En 1873, la fabrique décida de ne pas faire restaurer ces fragments, jugés dans un état trop dégradé, et de les recouvrir par un nouveau décor. Lors de la restauration de 2007, au contraire, le parti a été pris de dégager l'essentiel des peintures gothiques retrouvées sur le mur de l'hémicycle, en supprimant de ce fait la plus grande partie du décor mural de 1873. Ce choix, évident eu égard à l'importance de la découverte, a toutefois entraîné une discordance visuelle marquée et la rupture de l'unité décorative recherchée au XIXe siècle, dont la restauration a par ailleurs révélé le grand intérêt.

Le décor médiéval peut être daté de la seconde moitié du XVe siècle grâce à la typologie des figures (sans doute inspirées de xylographies), aux costumes (comme les chaussures à la poulaine du serviteur de Pilate, le pourpoint et le chapeau du cavalier, la robe de sa compagne ou les armures des soldats dans l'Arrestation) et à l'épigraphie.

Périodes

Principale : 2e moitié 15e siècle

Les parties conservées du décor, peut-être peint à fresque ou à la détrempe, couvrent le mur en hémicycle du chœur au-dessus du lambris de revêtement, sur les trumeaux entre les fenêtres. Les peintures comme l'attestent les textes des XVIIIe et XIXe siècles ainsi que les figures tronquées de l'Enfer et du Paradis, se prolongeaient au moins sur le cul-de-four de l'abside.
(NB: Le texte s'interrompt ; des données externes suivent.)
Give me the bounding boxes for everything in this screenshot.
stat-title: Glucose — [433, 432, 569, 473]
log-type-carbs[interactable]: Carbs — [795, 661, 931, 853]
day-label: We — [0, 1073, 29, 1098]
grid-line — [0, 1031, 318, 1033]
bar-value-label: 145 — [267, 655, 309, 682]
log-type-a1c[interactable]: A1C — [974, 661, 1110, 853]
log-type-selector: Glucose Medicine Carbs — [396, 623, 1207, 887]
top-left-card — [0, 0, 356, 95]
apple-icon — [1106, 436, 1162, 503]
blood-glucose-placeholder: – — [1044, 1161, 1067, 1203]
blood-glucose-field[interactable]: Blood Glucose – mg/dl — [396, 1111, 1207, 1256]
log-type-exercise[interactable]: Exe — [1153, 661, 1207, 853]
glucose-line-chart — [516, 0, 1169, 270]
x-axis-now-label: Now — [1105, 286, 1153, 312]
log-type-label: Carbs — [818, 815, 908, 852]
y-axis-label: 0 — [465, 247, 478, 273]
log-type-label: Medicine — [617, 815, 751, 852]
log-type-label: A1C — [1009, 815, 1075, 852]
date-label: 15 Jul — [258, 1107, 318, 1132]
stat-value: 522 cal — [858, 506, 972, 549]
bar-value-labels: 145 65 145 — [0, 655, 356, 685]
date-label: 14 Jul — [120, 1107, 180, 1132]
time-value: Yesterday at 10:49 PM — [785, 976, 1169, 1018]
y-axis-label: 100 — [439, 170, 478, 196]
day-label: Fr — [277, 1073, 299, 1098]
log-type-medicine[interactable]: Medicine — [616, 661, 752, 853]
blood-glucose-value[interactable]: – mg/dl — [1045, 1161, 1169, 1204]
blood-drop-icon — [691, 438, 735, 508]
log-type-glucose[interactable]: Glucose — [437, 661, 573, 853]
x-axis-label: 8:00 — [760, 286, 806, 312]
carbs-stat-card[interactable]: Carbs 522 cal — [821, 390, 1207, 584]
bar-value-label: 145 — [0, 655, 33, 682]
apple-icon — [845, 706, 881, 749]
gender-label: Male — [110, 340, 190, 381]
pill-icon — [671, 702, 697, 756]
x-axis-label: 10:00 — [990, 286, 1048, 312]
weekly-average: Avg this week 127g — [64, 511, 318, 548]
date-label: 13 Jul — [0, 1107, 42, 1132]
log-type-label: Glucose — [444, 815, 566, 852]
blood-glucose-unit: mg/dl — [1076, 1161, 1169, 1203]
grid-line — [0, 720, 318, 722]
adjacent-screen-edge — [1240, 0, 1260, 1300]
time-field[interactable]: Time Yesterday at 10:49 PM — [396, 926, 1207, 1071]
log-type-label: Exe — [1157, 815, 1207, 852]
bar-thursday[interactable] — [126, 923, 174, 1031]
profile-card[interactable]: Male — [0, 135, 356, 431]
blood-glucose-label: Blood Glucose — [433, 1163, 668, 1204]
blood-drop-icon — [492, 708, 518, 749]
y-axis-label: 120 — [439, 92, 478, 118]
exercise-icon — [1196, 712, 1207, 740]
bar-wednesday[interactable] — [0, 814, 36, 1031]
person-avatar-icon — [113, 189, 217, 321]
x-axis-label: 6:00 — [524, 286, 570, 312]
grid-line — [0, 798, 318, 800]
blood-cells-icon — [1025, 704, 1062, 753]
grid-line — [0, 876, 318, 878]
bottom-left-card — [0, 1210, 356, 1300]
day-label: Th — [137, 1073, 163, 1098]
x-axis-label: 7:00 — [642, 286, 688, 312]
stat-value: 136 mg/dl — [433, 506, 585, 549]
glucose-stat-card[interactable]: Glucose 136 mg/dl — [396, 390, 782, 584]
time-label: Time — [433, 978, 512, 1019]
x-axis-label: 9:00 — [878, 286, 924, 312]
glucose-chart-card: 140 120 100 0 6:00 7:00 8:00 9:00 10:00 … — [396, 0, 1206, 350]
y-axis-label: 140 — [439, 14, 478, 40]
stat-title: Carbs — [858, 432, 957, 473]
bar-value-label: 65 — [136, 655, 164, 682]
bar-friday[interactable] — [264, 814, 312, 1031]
Les pigments, en nombre réduit, sont le noir (pour tous les fonds et pour le tracé des contours), le blanc (pour les carnations), l'ocre jaune (pour la plupart des costumes et accessoires) et l'ocre rouge (pour quelques détails de chevelures).

Catégories

peinture murale

Matériaux
  1. Matériau principal : enduit

    Mise en oeuvre : support

    Techniques : fresque

Iconographie
  1. Caractère général : cycle narratif

    Thèmes : Passion, Arrestation du Christ, Jésus devant Caïphe, Jésus devant Pilate, Flagellation du Christ, Montée au Calvaire, pendaison, Judas apôtre

  2. Caractère général : cycle narratif

    Thèmes : Jugement dernier, Elu, Paradis, Damné, Enfer, ange, démon biblique

  3. Caractère général : ornementation

    Thèmes : claire-voie, chevron, onde


Précision sur l'iconographie :

Les scènes constituant le cycle de la Passion, originellement au nombre de seize, sont disposées, à raison de quatre par trumeau d'entre-fenêtres, sur deux registres séparés par des bandeaux portant des légendes en gothique textura ou, pour l'un d'entre eux, un motif ondé ; les bandes verticales séparant les scènes d'un même registre sont ornées de chevrons ou rubans pliés de couleur noire. Le registre inférieur surmonte un décor ornemental en trompe-l'œil de claire-voie aux épais montants et traverses biseautés, mis en perspective, ombrés et se détachant sur un fond rouge brique (décor peut-être postérieur aux scènes de la Passion).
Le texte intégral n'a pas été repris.